Xandy: You don’t have to do a PR cycle.
Karly: Yeah, I might not. I didn’t for the cover album, I guess.
I want to ask about one song on the cover album, you covered Perfect by The Smashing Pumpkins. It’s quite a different song to the rest of the songs that you covered on the album, why did you cover that song?
Karly: That was the first cover that we ever recorded together, when Jake and I first started dating.
Jake: We did that in 2018 in my bedroom. That is one of my favourite Smashing Pumpkins songs and their version is super poppy, I like their poppy songs. Karly and I were recording an EP together, the idea was to make it shoegaze with no drums just loud guitars and vocals. Those cords are pretty simple so I thought it would work out well. I came across it on the Pumpkins subreddit one day and the Pumpkins fans on the Reddit do not like it but they also like the new Pumpkins records. So, yeah that’s on them.
Xandy: It’s a skill issue for sure [laughs].
Okay so finally last.fm recorded that there are five bands called Wednesday, there is you, then the Canadian band active during the 60s/70s known for "Last Kiss”, the German-English rock band active from 1975-1980, the Swedish entry in the 2003 Junior Eurovision competition, and an instrumental rock band from Bangkok. Who do you think would win in a fight?
Jake: Probably Wednesday 13, with the scary guy.
Alan: Yeah, he wasn’t on the list, but he would show up.
Karly: With a knife.
Jake: That guy is scary you wouldn’t want to run into him at night.

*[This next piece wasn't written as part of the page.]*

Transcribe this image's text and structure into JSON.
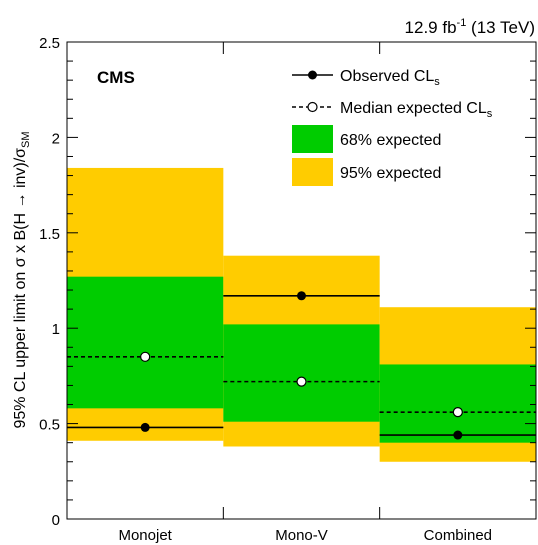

Xandy: The instrumental band from Bangkok could be brutal, I have to listen to their music to make a call. But we have pretty high stats between the five of us.
Karly: Not me.
Alan: We’ll see.
Jake: Xandy would do all the heavy lifting, he’s the scrappiest.
Xandy: Alan too. We would go back-to-back and do the thing where we would get back-to-back, link arms and do crazy shit.
Alan: I’m a tank.
Jake: Can we bring our tour van?
Oh, the tour van counts for sure.
Xandy: We just got a new van back home.
Alan: I don’t know if any of those guys are in a bus yet, so we might have them all there.